One almost gets the sense that the Obama team may have not learned anything from our recent experiences in two war theaters. It is not as if Donald Rumsfeld and a slew of generals didn’t try in Iraq to use the fewest possible troops, spend the least possible amount of taxpayer money, and get the most out of high-tech wizardry. Doesn’t the Obama team remember that this didn’t work, that a wholesale revision of strategy was needed and that only once a fully implemented counterinsurgency approach was employed did we achieve a victory? This sort of willful obtuseness is deeply troubling because there simply isn’t any viable military/strategic rationale for what the president is straining to do. It is a political approach plain and simple. He wants money for health care and he doesn’t want a revolt on the Left.
But that’s not what we expect from the commander in chief, is it? There are always other things to spend money on, especially if you want government to undertake all sorts of new responsibilities. But the first and primary responsibility of the president is to protect the nation. He was the one who explained that the Afghanistan war was critical to our national security. Now faced with political push-back and a big price tag, he’s losing (already lost?) his nerve. It’s a shabby performance indeed. Rep. Ike Skelton had this to say:
“I said the real war in Afghanistan did not start until March, when the president made the speech on strategy,” Mr. Skelton said in an interview, referring to the strategy Mr. Obama put in place shortly after taking office. “There was no strategy before that,” he said, and so the president ought to give General McChrystal what he needs to execute it.

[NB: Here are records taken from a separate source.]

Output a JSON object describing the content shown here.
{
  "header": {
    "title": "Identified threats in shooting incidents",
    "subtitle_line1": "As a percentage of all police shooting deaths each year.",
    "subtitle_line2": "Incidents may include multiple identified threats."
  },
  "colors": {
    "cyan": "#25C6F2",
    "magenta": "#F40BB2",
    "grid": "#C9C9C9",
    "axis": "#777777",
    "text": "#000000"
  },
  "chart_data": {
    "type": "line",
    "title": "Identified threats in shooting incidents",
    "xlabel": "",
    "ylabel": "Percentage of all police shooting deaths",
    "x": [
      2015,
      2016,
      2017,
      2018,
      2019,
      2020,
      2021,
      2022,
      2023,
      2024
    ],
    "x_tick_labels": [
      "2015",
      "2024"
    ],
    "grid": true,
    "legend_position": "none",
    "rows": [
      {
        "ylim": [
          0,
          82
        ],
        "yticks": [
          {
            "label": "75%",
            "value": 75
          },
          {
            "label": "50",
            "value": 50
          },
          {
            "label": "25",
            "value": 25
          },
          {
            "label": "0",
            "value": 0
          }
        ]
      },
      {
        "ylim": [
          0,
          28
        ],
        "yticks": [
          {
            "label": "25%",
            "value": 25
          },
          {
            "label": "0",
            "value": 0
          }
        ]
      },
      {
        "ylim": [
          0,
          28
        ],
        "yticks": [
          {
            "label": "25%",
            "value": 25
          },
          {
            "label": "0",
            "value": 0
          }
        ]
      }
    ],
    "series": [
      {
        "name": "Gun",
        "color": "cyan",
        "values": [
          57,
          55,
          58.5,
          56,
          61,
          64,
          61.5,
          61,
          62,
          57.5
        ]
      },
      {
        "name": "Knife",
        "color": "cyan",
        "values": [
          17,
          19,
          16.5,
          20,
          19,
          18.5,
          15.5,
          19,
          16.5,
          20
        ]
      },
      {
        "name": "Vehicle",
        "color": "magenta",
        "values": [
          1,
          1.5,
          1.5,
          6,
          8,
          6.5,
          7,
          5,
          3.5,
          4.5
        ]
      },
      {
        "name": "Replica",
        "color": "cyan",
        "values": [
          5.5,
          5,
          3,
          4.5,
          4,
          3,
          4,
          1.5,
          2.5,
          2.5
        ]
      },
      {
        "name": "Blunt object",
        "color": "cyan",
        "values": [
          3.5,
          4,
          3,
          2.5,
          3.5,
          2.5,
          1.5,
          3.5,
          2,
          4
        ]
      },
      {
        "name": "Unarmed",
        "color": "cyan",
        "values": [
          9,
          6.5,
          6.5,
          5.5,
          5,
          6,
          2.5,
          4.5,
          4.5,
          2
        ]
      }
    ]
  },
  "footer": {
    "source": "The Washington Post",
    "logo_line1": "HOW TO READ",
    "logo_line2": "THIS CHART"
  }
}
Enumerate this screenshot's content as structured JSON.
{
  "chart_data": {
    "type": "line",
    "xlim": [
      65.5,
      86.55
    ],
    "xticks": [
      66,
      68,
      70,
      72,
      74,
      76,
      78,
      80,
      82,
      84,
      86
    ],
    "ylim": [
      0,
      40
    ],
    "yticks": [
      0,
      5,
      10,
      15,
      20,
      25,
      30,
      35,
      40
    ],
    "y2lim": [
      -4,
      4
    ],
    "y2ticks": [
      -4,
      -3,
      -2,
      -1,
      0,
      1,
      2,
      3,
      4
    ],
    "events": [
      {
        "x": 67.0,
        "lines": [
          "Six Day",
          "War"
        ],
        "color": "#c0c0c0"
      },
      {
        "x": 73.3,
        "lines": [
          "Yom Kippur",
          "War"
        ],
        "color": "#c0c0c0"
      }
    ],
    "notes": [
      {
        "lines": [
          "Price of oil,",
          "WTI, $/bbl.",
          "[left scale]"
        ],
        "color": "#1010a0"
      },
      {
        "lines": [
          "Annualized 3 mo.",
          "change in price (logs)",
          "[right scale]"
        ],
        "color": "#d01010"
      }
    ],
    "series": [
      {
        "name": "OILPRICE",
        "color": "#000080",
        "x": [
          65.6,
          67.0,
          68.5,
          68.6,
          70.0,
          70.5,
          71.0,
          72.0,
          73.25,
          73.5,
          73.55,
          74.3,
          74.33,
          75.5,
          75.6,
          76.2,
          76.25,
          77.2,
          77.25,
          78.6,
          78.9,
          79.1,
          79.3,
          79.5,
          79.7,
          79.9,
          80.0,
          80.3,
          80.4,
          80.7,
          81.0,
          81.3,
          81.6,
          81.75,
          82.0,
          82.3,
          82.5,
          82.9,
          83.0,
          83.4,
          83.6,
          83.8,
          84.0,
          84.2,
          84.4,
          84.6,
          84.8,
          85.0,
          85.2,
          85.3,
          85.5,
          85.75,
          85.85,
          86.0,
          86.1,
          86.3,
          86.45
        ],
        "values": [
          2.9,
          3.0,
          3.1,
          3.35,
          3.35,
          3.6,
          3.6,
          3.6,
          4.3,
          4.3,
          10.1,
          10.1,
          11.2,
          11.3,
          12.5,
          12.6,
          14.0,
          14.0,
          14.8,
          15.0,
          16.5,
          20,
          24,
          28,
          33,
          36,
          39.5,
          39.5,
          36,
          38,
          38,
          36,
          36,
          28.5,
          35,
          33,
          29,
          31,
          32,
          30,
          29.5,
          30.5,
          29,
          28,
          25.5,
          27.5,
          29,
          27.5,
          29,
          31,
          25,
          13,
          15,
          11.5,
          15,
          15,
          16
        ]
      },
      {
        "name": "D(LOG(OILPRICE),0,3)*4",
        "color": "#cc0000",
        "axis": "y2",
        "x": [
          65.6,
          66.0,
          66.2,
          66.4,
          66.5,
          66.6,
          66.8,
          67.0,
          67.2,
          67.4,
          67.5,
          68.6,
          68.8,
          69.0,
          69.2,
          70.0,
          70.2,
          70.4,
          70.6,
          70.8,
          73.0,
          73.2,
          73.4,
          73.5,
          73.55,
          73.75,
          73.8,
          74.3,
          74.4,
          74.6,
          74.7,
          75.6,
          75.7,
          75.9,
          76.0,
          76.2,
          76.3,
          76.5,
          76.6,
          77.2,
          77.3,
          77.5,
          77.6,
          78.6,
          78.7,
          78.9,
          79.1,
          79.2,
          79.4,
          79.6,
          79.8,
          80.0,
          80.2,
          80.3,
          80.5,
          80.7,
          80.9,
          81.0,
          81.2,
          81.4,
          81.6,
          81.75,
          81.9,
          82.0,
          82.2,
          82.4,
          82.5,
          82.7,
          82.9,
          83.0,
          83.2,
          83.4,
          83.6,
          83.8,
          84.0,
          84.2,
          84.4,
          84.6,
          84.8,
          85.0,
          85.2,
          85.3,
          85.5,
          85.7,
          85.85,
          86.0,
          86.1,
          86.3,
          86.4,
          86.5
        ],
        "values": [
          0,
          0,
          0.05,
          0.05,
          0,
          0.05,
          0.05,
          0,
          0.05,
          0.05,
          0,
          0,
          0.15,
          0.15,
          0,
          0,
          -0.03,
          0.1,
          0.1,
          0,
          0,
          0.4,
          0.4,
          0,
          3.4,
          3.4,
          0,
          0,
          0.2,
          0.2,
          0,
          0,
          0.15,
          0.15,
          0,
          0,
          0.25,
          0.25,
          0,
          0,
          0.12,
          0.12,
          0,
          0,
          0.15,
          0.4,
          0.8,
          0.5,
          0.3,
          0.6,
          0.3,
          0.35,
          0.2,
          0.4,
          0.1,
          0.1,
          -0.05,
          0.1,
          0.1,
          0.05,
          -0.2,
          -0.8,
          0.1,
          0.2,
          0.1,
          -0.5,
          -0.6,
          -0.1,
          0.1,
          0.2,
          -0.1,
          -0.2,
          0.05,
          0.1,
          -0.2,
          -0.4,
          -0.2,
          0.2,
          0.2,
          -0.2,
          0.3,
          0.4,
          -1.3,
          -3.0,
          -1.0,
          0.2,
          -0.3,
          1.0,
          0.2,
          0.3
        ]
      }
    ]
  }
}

That’s what we expect of a commander in chief: set a strategy, hire the best generals, get their advice, and implement it. But that doesn’t seem to be what we’re getting. We get equivocation, agonizing, and timidity — because the president would rather spend hundreds of billions on a health-care scheme Americans don’t support. No wonder the generals have gone to the newspapers. They must be searching in vain for some way to get the president to focus on what it takes to win the war that he declared to be critical. One can imagine they must be at their wits’ end. How does one respond to a president who, in essence, says he’d doesn’t have another strategy but another place he’d like to spend the money instead?